A non-cancerous label could affect the level of support for which the patient is eligible, although this may be less important in low risk tumours. However, removing the cancer label would not prevent serious psychosocial and financial consequences if accompanied by a recommendation for protracted follow-up, as is the case for active surveillance for prostate cancer.17
Education is key
Rather than focusing on semantics, the key is to educate everyone from the healthy public to health professionals about the meaning of a diagnosis of cancer. When pathologists make such a diagnosis, they are classifying the tumour type and not necessarily indicating the outcome of that particular tumour, which would also depend on other factors such as tumour grade and stage. In contrast to a 5 cm papillary thyroid cancer that has a substantial risk of metastasis, a 0.5 cm papillary thyroid cancer is likely to be entirely harmless once removed but could progress to a clinically significant tumour if left untreated. A diagnosis of thyroid cancer is thus analogous to a diagnosis of lung infection, which includes viral bronchitis that requires no treatment; bacterial pneumonia that is generally easily cured if treated promptly with antibiotics; as well as severe infections such as severe acute respiratory syndrome (SARS), with considerable risk of mortality.
Continuum of risk
New terminology often leads to confusion, so an alternative approach would be to recalibrate thresholds for the diagnosis of cancer.18 There is a misconception that benign and malignant are biologically distinct, when in reality there is a continuum of increasing risk from benign to good prognosis to bad prognosis. The minimum risk threshold to distinguish benign from good prognosis cancer is arbitrary, with a low threshold resulting in overdiagnosis (and overtreatment) and a higher threshold risking underdiagnosis (and undertreatment).

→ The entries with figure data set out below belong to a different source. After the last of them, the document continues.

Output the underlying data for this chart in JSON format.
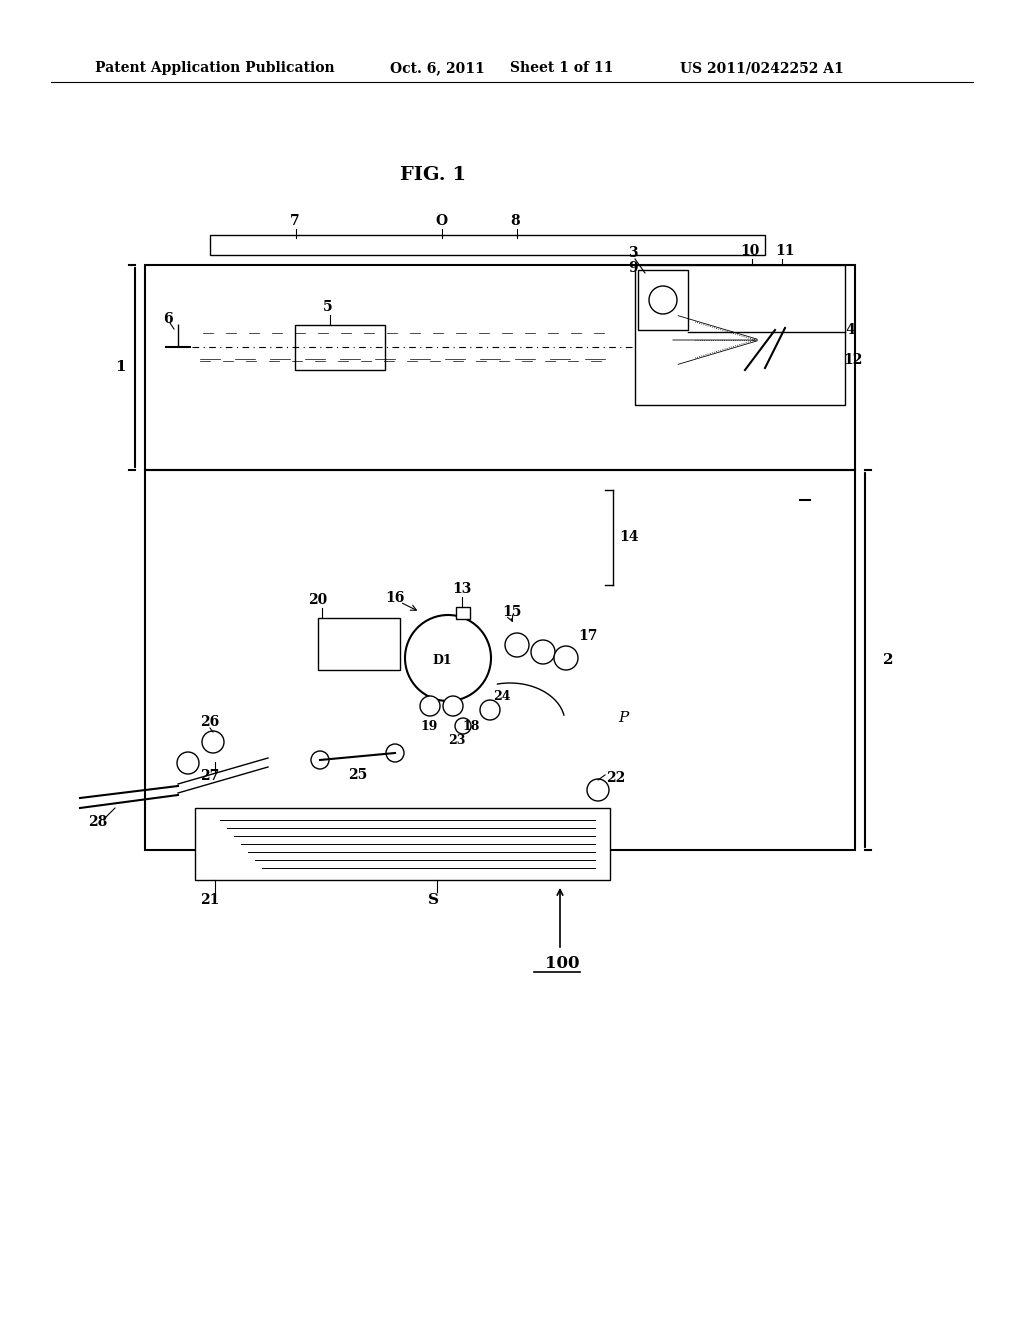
{
  "background_color": "#ffffff",
  "header_text": "Patent Application Publication",
  "header_date": "Oct. 6, 2011",
  "header_sheet": "Sheet 1 of 11",
  "header_patent": "US 2011/0242252 A1",
  "fig_label": "FIG. 1",
  "label_100": "100",
  "label_S": "S"
}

An alternative approach would be to raise this arbitrary risk threshold for the pathological diagnosis of cancer so that some very low risk cancers are categorised as benign. If the public were educated that benign signifies very low risk rather than no risk at all, then anxiety inducing labels could be avoided. Recently, the World Health Organization renamed a subtype of kidney cancer as multilocular cystic renal neoplasm of low malignant potential because it has not been reported to recur or metastasise.19 Since these tumours have a benign outcome, an alternative approach would be to expand the pathological spectrum of benign multilocular renal cyst to include this type of tumour.
Creating new entities risks confusion, so public education about the nature of cancer must be the priority.
Competing interests: Both authors have read and understood BMJ policy on declaration of interests and have no relevant interests to declare.
Provenance and peer review: Commissioned; externally peer reviewed.